Once the triangles were firm, I rolled them out slightly longer as Jo suggested and then carefully began shaping them into croissants. I’ve seen French bakers roll out croissants on TV so had some idea of what I was aiming for, I was a lot slower and not quite as neat as a French baker, not surprising really. Some of my triangles were a also a bit wonky which didn’t help. The recipe then said to brush the croissants with an egg wash then leave to prove for the final time at room temperature before glazing again and baking. One important point that I appeared to overlook was avoiding the exposed edges of the rolled croissant with the glaze. I just went ahead and brushed the glaze all over, this meant that I didn’t get the nice layering in the rolls of the croissant after they were baked. I also neglected to grease my baking trays thinking that greaseproof paper on its would be sufficient, it wasn’t and I had to scrape my finished croissants off the paper. Next time I will grease the paper or use my silicone baking mat, essential to avoid picking bits of paper off the bottom of my croissants.
I’m not sure I let my croissants prove quite long enough before baking, but after spending all afternoon preparing them I was getting bored of waiting and was impatient to see what they would taste like. This led to a silly mistake with my oven. It only has one shelf which means baking in batches takes ages, this time I felt like speeding things up my using an upturned roasting tin as a makeshift second shelf because I got a good result doing this when baking biscuits a while ago.

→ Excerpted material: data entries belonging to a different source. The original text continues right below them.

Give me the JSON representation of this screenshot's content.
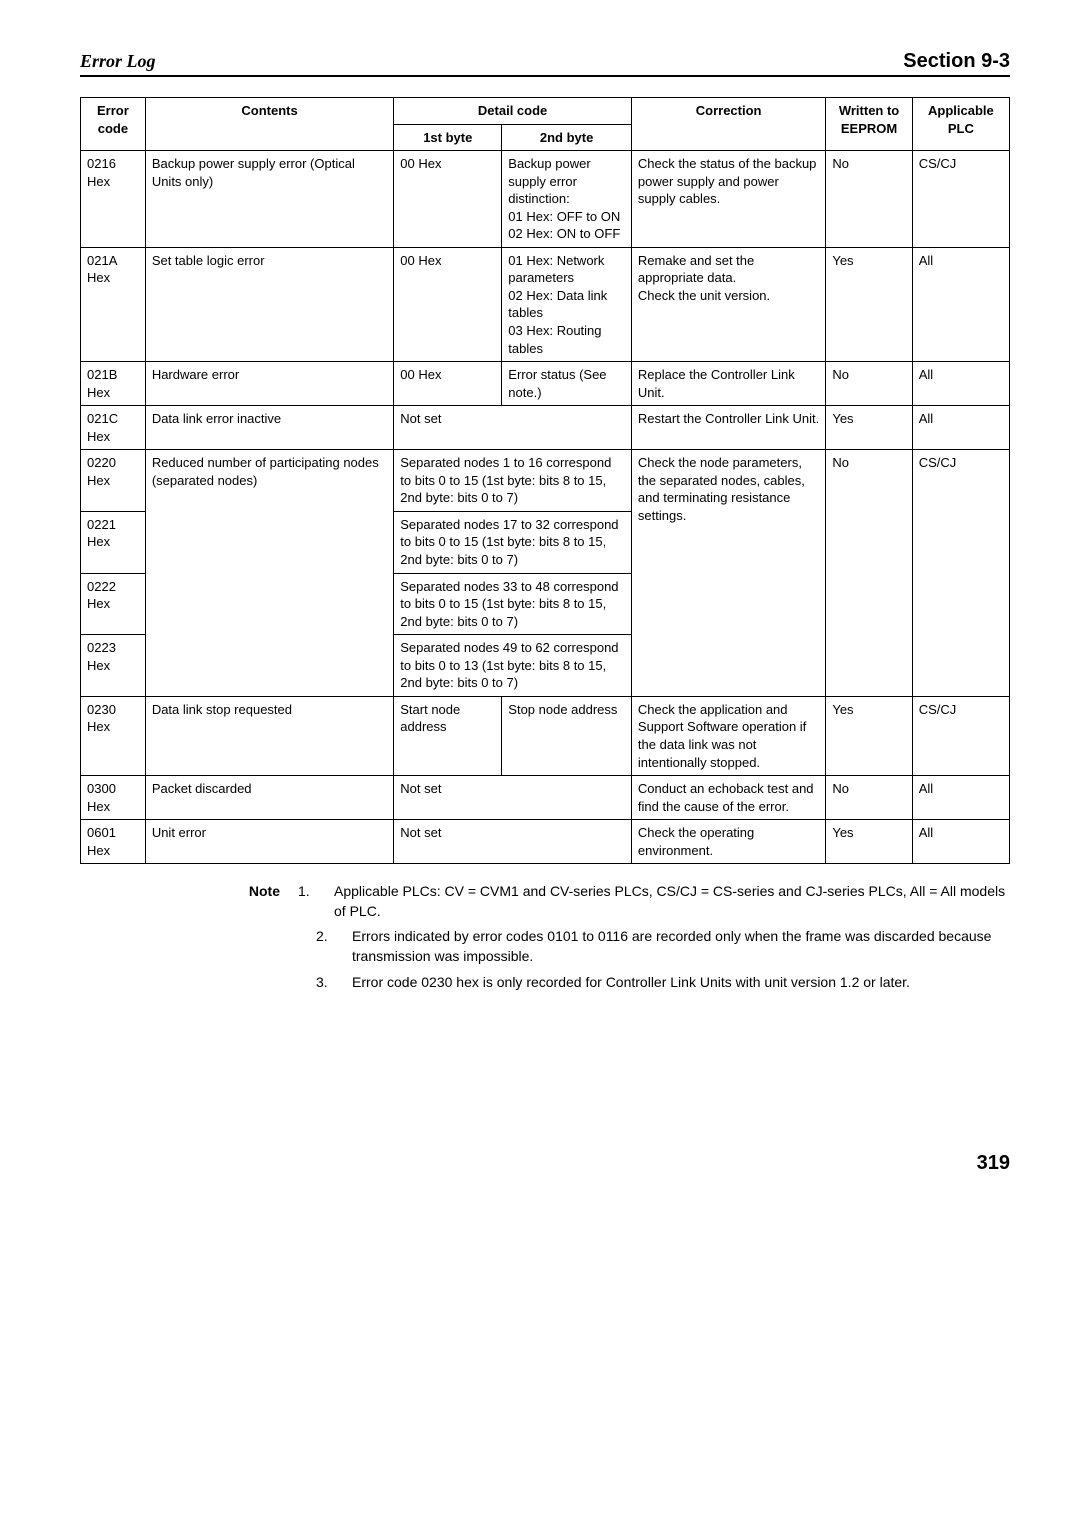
{
  "header": {
    "left": "Error Log",
    "right": "Section 9-3"
  },
  "table": {
    "head": {
      "error_code": "Error code",
      "contents": "Contents",
      "detail_code": "Detail code",
      "byte1": "1st byte",
      "byte2": "2nd byte",
      "correction": "Correction",
      "eeprom": "Written to EEPROM",
      "plc": "Applicable PLC"
    },
    "r0216": {
      "code": "0216 Hex",
      "contents": "Backup power supply error (Optical Units only)",
      "b1": "00 Hex",
      "b2": "Backup power supply error distinction:\n01 Hex: OFF to ON\n02 Hex: ON to OFF",
      "corr": "Check the status of the backup power supply and power supply cables.",
      "eep": "No",
      "plc": "CS/CJ"
    },
    "r021A": {
      "code": "021A Hex",
      "contents": "Set table logic error",
      "b1": "00 Hex",
      "b2": "01 Hex: Network parameters\n02 Hex: Data link tables\n03 Hex: Routing tables",
      "corr": "Remake and set the appropriate data.\nCheck the unit version.",
      "eep": "Yes",
      "plc": "All"
    },
    "r021B": {
      "code": "021B Hex",
      "contents": "Hardware error",
      "b1": "00 Hex",
      "b2": "Error status (See note.)",
      "corr": "Replace the Controller Link Unit.",
      "eep": "No",
      "plc": "All"
    },
    "r021C": {
      "code": "021C Hex",
      "contents": "Data link error inactive",
      "b12": "Not set",
      "corr": "Restart the Controller Link Unit.",
      "eep": "Yes",
      "plc": "All"
    },
    "r0220": {
      "code": "0220 Hex",
      "contents": "Reduced number of participating nodes (separated nodes)",
      "b12": "Separated nodes 1 to 16 correspond to bits 0 to 15 (1st byte: bits 8 to 15, 2nd byte: bits 0 to 7)",
      "corr": "Check the node parameters, the separated nodes, cables, and terminating resistance settings.",
      "eep": "No",
      "plc": "CS/CJ"
    },
    "r0221": {
      "code": "0221 Hex",
      "b12": "Separated nodes 17 to 32 correspond to bits 0 to 15 (1st byte: bits 8 to 15, 2nd byte: bits 0 to 7)"
    },
    "r0222": {
      "code": "0222 Hex",
      "b12": "Separated nodes 33 to 48 correspond to bits 0 to 15 (1st byte: bits 8 to 15, 2nd byte: bits 0 to 7)"
    },
    "r0223": {
      "code": "0223 Hex",
      "b12": "Separated nodes 49 to 62 correspond to bits 0 to 13 (1st byte: bits 8 to 15, 2nd byte: bits 0 to 7)"
    },
    "r0230": {
      "code": "0230 Hex",
      "contents": "Data link stop requested",
      "b1": "Start node address",
      "b2": "Stop node address",
      "corr": "Check the application and Support Software operation if the data link was not intentionally stopped.",
      "eep": "Yes",
      "plc": "CS/CJ"
    },
    "r0300": {
      "code": "0300 Hex",
      "contents": "Packet discarded",
      "b12": "Not set",
      "corr": "Conduct an echoback test and find the cause of the error.",
      "eep": "No",
      "plc": "All"
    },
    "r0601": {
      "code": "0601 Hex",
      "contents": "Unit error",
      "b12": "Not set",
      "corr": "Check the operating environment.",
      "eep": "Yes",
      "plc": "All"
    }
  },
  "notes": {
    "label": "Note",
    "n1": {
      "num": "1.",
      "text": "Applicable PLCs: CV = CVM1 and CV-series PLCs, CS/CJ = CS-series and CJ-series PLCs, All = All models of PLC."
    },
    "n2": {
      "num": "2.",
      "text": "Errors indicated by error codes 0101 to 0116 are recorded only when the frame was discarded because transmission was impossible."
    },
    "n3": {
      "num": "3.",
      "text": "Error code 0230 hex is only recorded for Controller Link Units with unit version 1.2 or later."
    }
  },
  "page_number": "319"
}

Turns out this was a bad idea for croissants, the top shelf ended up too dark whilst on the bottom shelf the croissants ended up mottled on top like tiger bread.
Despite the few silly mistakes I made, the croissants tasted amazing, much better than supermarket offerings and at least in terms of taste, they were a pretty close contender to the real thing, though a long way off on looks. However as they say, practice makes perfect and I have a couple of ideas in mind for filled croissants that I will be experimenting with once I’ve reorganised the kitchen to give me more room for rolling out the dough. I also really want to have a go at making pain au chocolat, my absolute favourite breakfast pastry.